Why Charlie Kaufman Might Hate You
Charlie Kaufman, to the uninitiated, is the brilliant pen behind a bunch of really weird films about the convoluted mind of Charlie Kaufman. The better known-and-critically-received of these are Being John Malkovitch, Eternal Sunshine of the Spotless Mind, and Adaptation.
That seems as likely an explanation as any for the tripped-out stuff that goes on in my mind.
I have seen and enjoyed these three movies, so last night I followed a link to a talk Kaufman gave at BAFTA, in which he rambled, creatively and sometimes less-than-coherently, to a bunch of screenwriters about all sorts of writing-related things. One that stuck out to me was his mention of the tendency among artists to grow to hate their audience. It sounds awful, I know, but it's something I've long-noticed among artists of all kinds and (confession time) it's actually a temptation towards which I, myself, sometimes feel a bit of a pull.
I can't quite figure it out, but here's the best I've got so far...
Why Artists Hate Their Audience: A Theory
A. Art is often an outgrowth of the self's desire to be loved.
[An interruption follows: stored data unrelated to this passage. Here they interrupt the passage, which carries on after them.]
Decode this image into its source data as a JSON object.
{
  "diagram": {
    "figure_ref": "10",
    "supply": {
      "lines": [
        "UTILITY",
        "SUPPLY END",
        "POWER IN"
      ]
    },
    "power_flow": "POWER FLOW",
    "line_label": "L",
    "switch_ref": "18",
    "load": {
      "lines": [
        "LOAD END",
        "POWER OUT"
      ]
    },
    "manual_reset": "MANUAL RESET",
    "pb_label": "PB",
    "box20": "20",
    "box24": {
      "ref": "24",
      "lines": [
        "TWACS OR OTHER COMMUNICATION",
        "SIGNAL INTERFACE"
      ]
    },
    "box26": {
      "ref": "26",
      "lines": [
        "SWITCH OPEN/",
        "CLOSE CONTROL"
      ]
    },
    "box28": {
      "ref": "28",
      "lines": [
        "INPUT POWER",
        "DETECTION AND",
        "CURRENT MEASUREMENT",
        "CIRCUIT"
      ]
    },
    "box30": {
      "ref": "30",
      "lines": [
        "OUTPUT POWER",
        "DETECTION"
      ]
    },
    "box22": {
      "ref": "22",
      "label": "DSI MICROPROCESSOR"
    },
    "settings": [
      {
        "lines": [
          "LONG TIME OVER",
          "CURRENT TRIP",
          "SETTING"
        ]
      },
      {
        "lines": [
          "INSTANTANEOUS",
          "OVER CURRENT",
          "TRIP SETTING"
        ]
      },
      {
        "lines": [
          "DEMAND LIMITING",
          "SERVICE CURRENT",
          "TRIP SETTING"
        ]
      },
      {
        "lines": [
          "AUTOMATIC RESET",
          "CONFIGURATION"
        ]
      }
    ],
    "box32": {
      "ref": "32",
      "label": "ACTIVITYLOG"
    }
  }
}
An artist's motivation for making things is often, at some primal level, an attempt to say to other people: please, please love me.
B. If the artist is honest, works hard, and tells the truth, art patrons will often recognize themselves in the art. They'll respond emotionally, and some of the love they feel for the artist's product will inevitably spill over to the artist.
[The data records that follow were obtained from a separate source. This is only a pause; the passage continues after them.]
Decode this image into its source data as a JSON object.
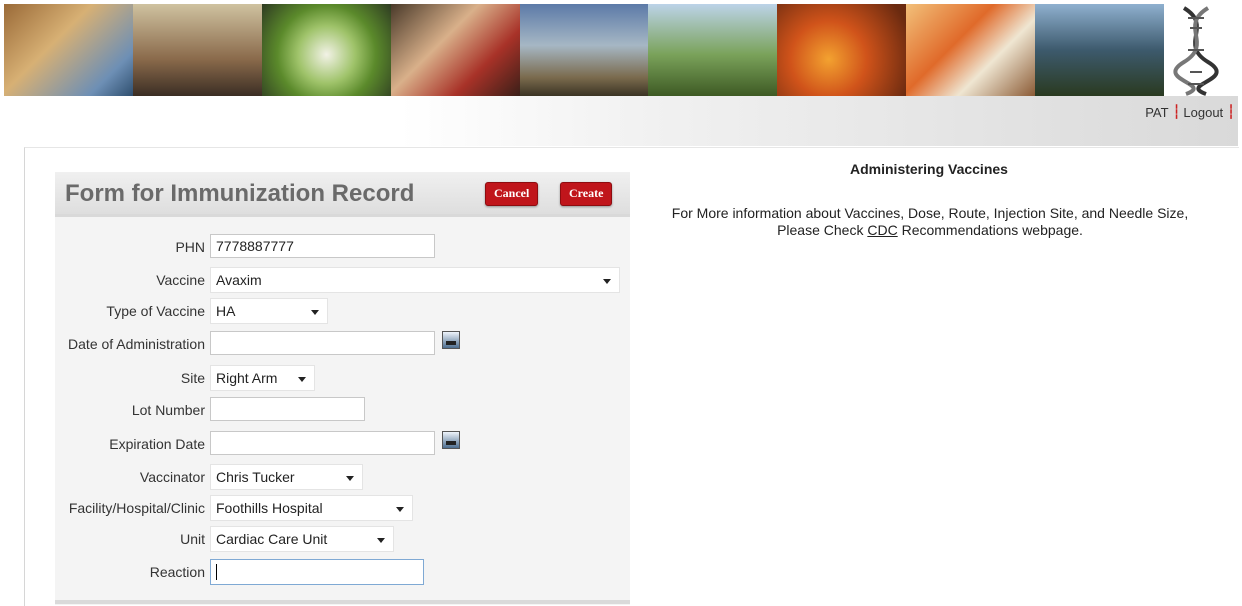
{
  "header": {
    "user": "PAT",
    "logout": "Logout"
  },
  "banner_icons": [
    "banner-photo-collage",
    "dna-helix-icon"
  ],
  "form": {
    "title": "Form for Immunization Record",
    "cancel_label": "Cancel",
    "create_label": "Create",
    "fields": {
      "phn": {
        "label": "PHN",
        "value": "7778887777"
      },
      "vaccine": {
        "label": "Vaccine",
        "value": "Avaxim"
      },
      "type": {
        "label": "Type of Vaccine",
        "value": "HA"
      },
      "date_admin": {
        "label": "Date of Administration",
        "value": ""
      },
      "site": {
        "label": "Site",
        "value": "Right Arm"
      },
      "lot": {
        "label": "Lot Number",
        "value": ""
      },
      "expiration": {
        "label": "Expiration Date",
        "value": ""
      },
      "vaccinator": {
        "label": "Vaccinator",
        "value": "Chris Tucker"
      },
      "facility": {
        "label": "Facility/Hospital/Clinic",
        "value": "Foothills Hospital"
      },
      "unit": {
        "label": "Unit",
        "value": "Cardiac Care Unit"
      },
      "reaction": {
        "label": "Reaction",
        "value": ""
      }
    }
  },
  "info": {
    "title": "Administering Vaccines",
    "line1": "For More information about Vaccines, Dose, Route, Injection Site, and Needle Size,",
    "line2_prefix": "Please Check",
    "line2_link": "CDC",
    "line2_suffix": "Recommendations webpage."
  },
  "colors": {
    "accent_button": "#c0151b",
    "panel_bg": "#f4f4f4",
    "title_gray": "#6a6a6a"
  }
}
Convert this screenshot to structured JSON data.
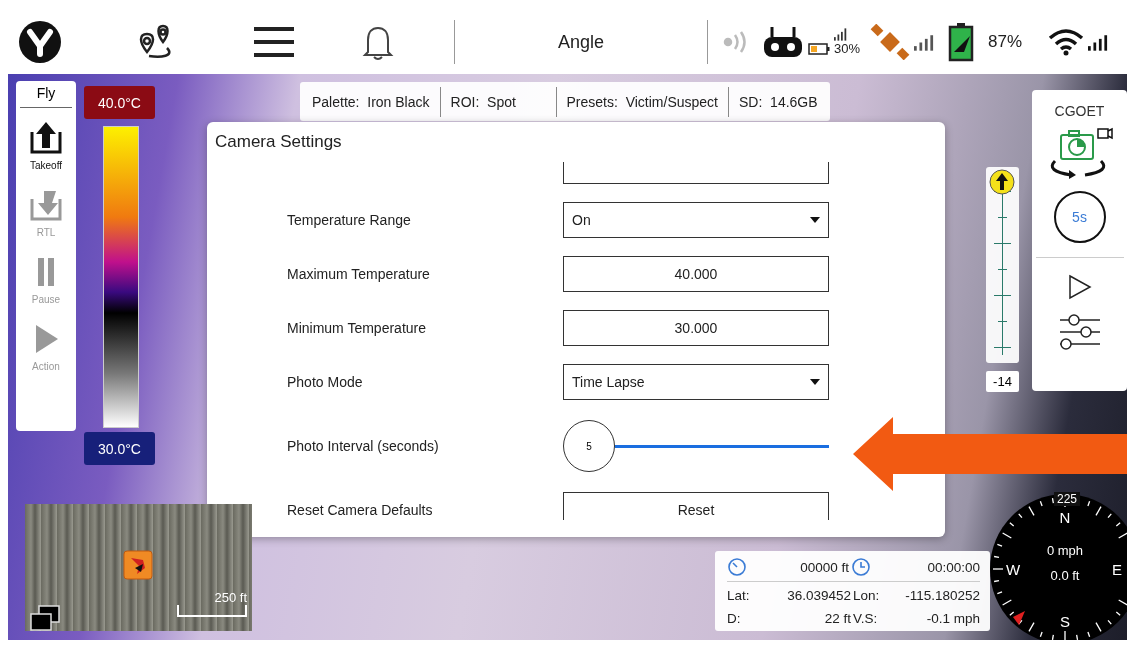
{
  "top_bar": {
    "title": "Angle",
    "controller_battery": "30%",
    "battery": "87%"
  },
  "fly_panel": {
    "title": "Fly",
    "actions": [
      {
        "kind": "takeoff",
        "label": "Takeoff",
        "disabled": false
      },
      {
        "kind": "rtl",
        "label": "RTL",
        "disabled": true
      },
      {
        "kind": "pause",
        "label": "Pause",
        "disabled": true
      },
      {
        "kind": "action",
        "label": "Action",
        "disabled": true
      }
    ]
  },
  "thermal_scale": {
    "max": "40.0°C",
    "min": "30.0°C"
  },
  "info_bar": [
    {
      "label": "Palette:",
      "value": "Iron Black"
    },
    {
      "label": "ROI:",
      "value": "Spot"
    },
    {
      "label": "Presets:",
      "value": "Victim/Suspect"
    },
    {
      "label": "SD:",
      "value": "14.6GB"
    }
  ],
  "camera_settings": {
    "title": "Camera Settings",
    "rows": [
      {
        "kind": "dropdown",
        "label": "Temperature Range",
        "value": "On"
      },
      {
        "kind": "number",
        "label": "Maximum Temperature",
        "value": "40.000"
      },
      {
        "kind": "number",
        "label": "Minimum Temperature",
        "value": "30.000"
      },
      {
        "kind": "dropdown",
        "label": "Photo Mode",
        "value": "Time Lapse"
      },
      {
        "kind": "slider",
        "label": "Photo Interval (seconds)",
        "value": "5",
        "level": 0
      },
      {
        "kind": "button",
        "label": "Reset Camera Defaults",
        "value": "Reset"
      }
    ]
  },
  "camera_panel": {
    "title": "CGOET",
    "shutter": "5s"
  },
  "altitude_slider": {
    "level": 1,
    "reading": "-14"
  },
  "map": {
    "scale": "250 ft"
  },
  "telemetry": {
    "distance": "00000 ft",
    "time": "00:00:00",
    "rows": [
      {
        "label": "Lat:",
        "value": "36.039452",
        "label_2": "Lon:",
        "value_2": "-115.180252"
      },
      {
        "label": "D:",
        "value": "22 ft",
        "label_2": "V.S:",
        "value_2": "-0.1 mph"
      }
    ]
  },
  "compass": {
    "heading": "225",
    "speed": "0 mph",
    "altitude": "0.0 ft",
    "directions": [
      "N",
      "E",
      "S",
      "W"
    ]
  }
}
C. This love is, however, conditional. It requires the artist to make new and interesting things, and quickly becomes bored and withdraws love when the artist does not.
D. The artist feels betrayed by what he or she perceives as mis-directed and conditional love, and begins to resent the audience for not loving unconditionally enough.
E. Although the artist might even be aware of the irrationality of this resentment, the resentment can nonetheless shrivel into bitterness, which eventually shrivels into hatred.
As creatively helpful as it can be to wallow down in the mire of my wounded psyche, however, at the end of the day I have to remind myself that I do believe in love and grace, and that to make is to have hope - to live. I'm grateful for that, and for the joys of well-made art... no matter what Charlie Kaufman might think of me for it.